The ISEC building was constructed for collaboration and research. The central body of the building consists of a large atrium that extends from the ground floor to the six-story ceiling. Much of the research space which borders this main atrium is completely visible to observers, allowing for high levels of transparency between the public and different disciplines. Open spaces of collaboration and "research on display" define much of the complex.
ISEC was constructed on an urban brownfield site that was formerly a parking lot set between the Columbus Ave and Renaissance Park Garages. The building achieved a LEED Gold certification in 2018, using 78% less energy than a traditional lab building. The building also has a rainwater retention system that harvests rainwater and uses it to supply 57% of the flushing needs in the building.
Influence and impact
The Boston Globe noted that the completion of the ISEC facility was the culmination of a major shift in the culture, history, and trajectory of Northeastern University. In the past ten years, the university's federal research funding has more than doubled, to the current $130 million a year, and Northeastern has hired 565 new tenured and tenure-track faculty in disciplines directly tied to its research goals since the 2006–2007 academic year. The ISEC building represented a $225 million piece of the $1.6 billion master plan for development proposed by Northeastern to the Boston Planning & Development Agency in November 2013.

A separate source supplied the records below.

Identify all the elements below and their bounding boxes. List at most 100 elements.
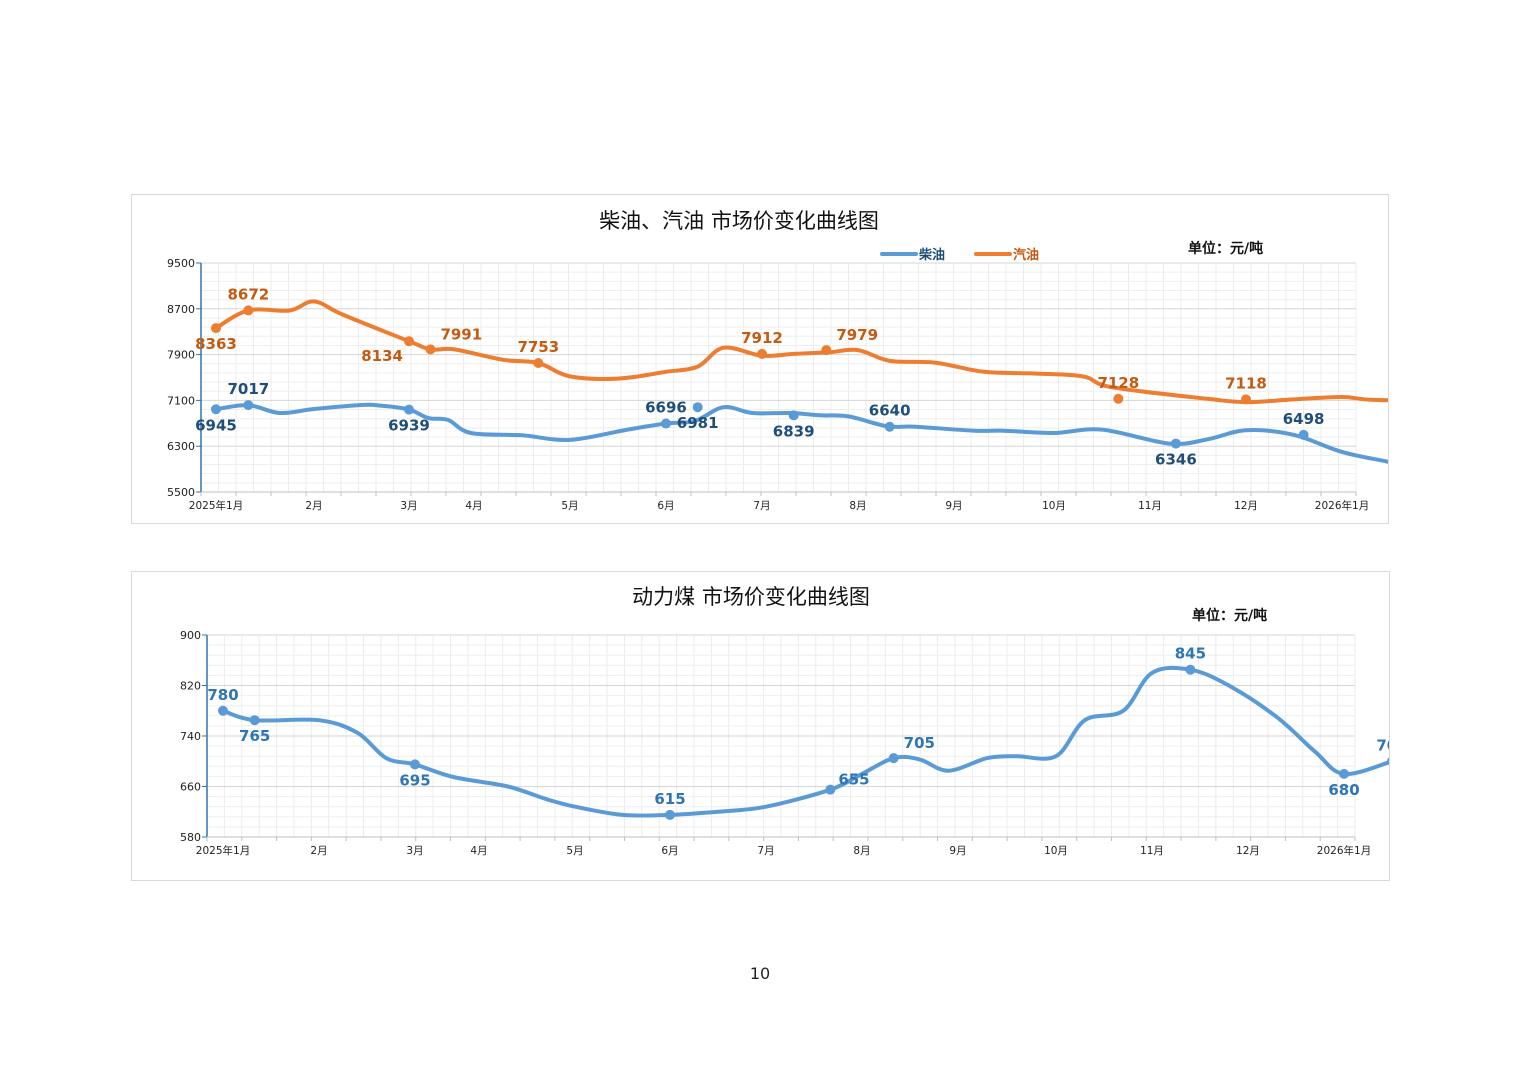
data-label: 6696 (645, 399, 687, 417)
x-tick-label: 2026年1月 (1317, 844, 1371, 857)
y-tick-label: 740 (180, 730, 201, 743)
data-label: 8363 (195, 335, 237, 353)
series-line-柴油 (214, 402, 1388, 464)
data-label: 655 (838, 771, 869, 789)
data-point (1298, 429, 1309, 440)
data-point (218, 705, 228, 716)
data-point (243, 400, 254, 411)
data-point (1170, 438, 1181, 449)
y-tick-label: 9500 (167, 257, 195, 270)
data-label: 7128 (1097, 374, 1139, 392)
x-tick-label: 9月 (949, 845, 966, 857)
data-label: 700 (1376, 736, 1389, 754)
data-point (1185, 664, 1196, 675)
x-tick-label: 6月 (657, 500, 674, 512)
x-tick-label: 4月 (465, 500, 482, 512)
y-tick-label: 8700 (167, 303, 195, 316)
data-label: 6640 (869, 402, 911, 420)
x-tick-label: 3月 (400, 500, 417, 512)
data-label: 705 (904, 734, 935, 752)
y-tick-label: 7900 (167, 349, 195, 362)
gridlines (200, 262, 1357, 493)
data-point (211, 404, 221, 415)
data-point (1339, 768, 1349, 779)
data-label: 7753 (517, 338, 559, 356)
data-point (533, 358, 544, 369)
x-tick-label: 2025年1月 (196, 844, 250, 857)
data-point (884, 421, 895, 432)
x-tick-label: 10月 (1044, 845, 1068, 857)
data-point (665, 809, 675, 820)
data-point (211, 323, 221, 334)
data-label: 6981 (677, 414, 719, 432)
x-tick-label: 2025年1月 (189, 499, 243, 512)
data-point (661, 418, 671, 429)
data-point (788, 410, 799, 421)
data-point (410, 759, 420, 770)
x-tick-label: 7月 (753, 500, 770, 512)
data-label: 6498 (1283, 410, 1325, 428)
x-tick-label: 3月 (406, 845, 423, 857)
data-label: 6346 (1155, 451, 1197, 469)
x-tick-label: 5月 (561, 500, 578, 512)
data-label: 765 (239, 727, 270, 745)
data-label: 7979 (836, 326, 878, 344)
data-label: 6945 (195, 416, 237, 434)
x-tick-label: 8月 (853, 845, 870, 857)
unit-label: 单位：元/吨 (1192, 607, 1267, 624)
data-label: 8672 (227, 285, 269, 303)
y-tick-label: 5500 (167, 486, 195, 499)
y-tick-label: 580 (180, 831, 201, 844)
data-label: 7991 (440, 325, 482, 343)
x-tick-label: 12月 (1236, 845, 1260, 857)
x-tick-label: 2026年1月 (1315, 499, 1369, 512)
data-label: 8134 (361, 347, 403, 365)
data-point (1113, 393, 1124, 404)
gridlines (206, 634, 1356, 838)
data-point (1241, 394, 1251, 405)
unit-label: 单位：元/吨 (1188, 240, 1263, 257)
y-tick-label: 660 (180, 781, 201, 794)
x-tick-label: 2月 (305, 500, 322, 512)
data-point (404, 404, 414, 415)
coal-price-chart: 动力煤 市场价变化曲线图单位：元/吨 900 820 740 660 580 2025年1月… (131, 571, 1390, 881)
x-tick-label: 7月 (757, 845, 774, 857)
data-point (888, 753, 899, 764)
legend-label-柴油: 柴油 (918, 247, 945, 263)
x-tick-label: 10月 (1042, 500, 1066, 512)
x-tick-label: 9月 (945, 500, 962, 512)
data-label: 680 (1328, 781, 1359, 799)
data-point (425, 344, 436, 355)
chart-title: 动力煤 市场价变化曲线图 (632, 585, 870, 609)
x-tick-label: 11月 (1140, 845, 1164, 857)
data-point (821, 345, 832, 356)
data-label: 615 (654, 790, 685, 808)
y-tick-label: 7100 (167, 394, 195, 407)
data-label: 6839 (773, 422, 815, 440)
y-tick-label: 900 (180, 629, 201, 642)
data-label: 780 (207, 686, 238, 704)
data-point (404, 336, 414, 347)
x-tick-label: 6月 (661, 845, 678, 857)
chart-title: 柴油、汽油 市场价变化曲线图 (599, 209, 879, 233)
x-tick-label: 4月 (470, 845, 487, 857)
data-label: 7017 (227, 380, 269, 398)
data-point (243, 305, 254, 316)
y-tick-label: 6300 (167, 440, 195, 453)
data-label: 695 (399, 771, 430, 789)
x-tick-label: 5月 (566, 845, 583, 857)
fuel-price-chart: 柴油、汽油 市场价变化曲线图单位：元/吨 9500 8700 7900 7100 6300… (131, 194, 1389, 524)
x-tick-label: 8月 (849, 500, 866, 512)
y-tick-label: 820 (180, 680, 201, 693)
data-label: 6939 (388, 417, 430, 435)
data-point (825, 784, 836, 795)
data-point (1387, 757, 1389, 766)
data-label: 7912 (741, 329, 783, 347)
data-point (757, 348, 767, 359)
data-label: 7118 (1225, 374, 1267, 392)
data-point (692, 402, 703, 413)
x-tick-label: 11月 (1138, 500, 1162, 512)
data-label: 845 (1175, 645, 1206, 663)
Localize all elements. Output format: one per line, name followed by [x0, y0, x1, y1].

The complex has housed a variety of major research projects. The Human-centered robotics research group develops robots and assistive devices. In partnership with NASA, researchers are programming a 6’2” humanoid, Valkyrie, to explore Mars as soon as 2030, ahead of human explorers. This project represents a collaborative effort between Northeastern University, University of Massachusetts Lowell, and NASA's Johnson Space Center.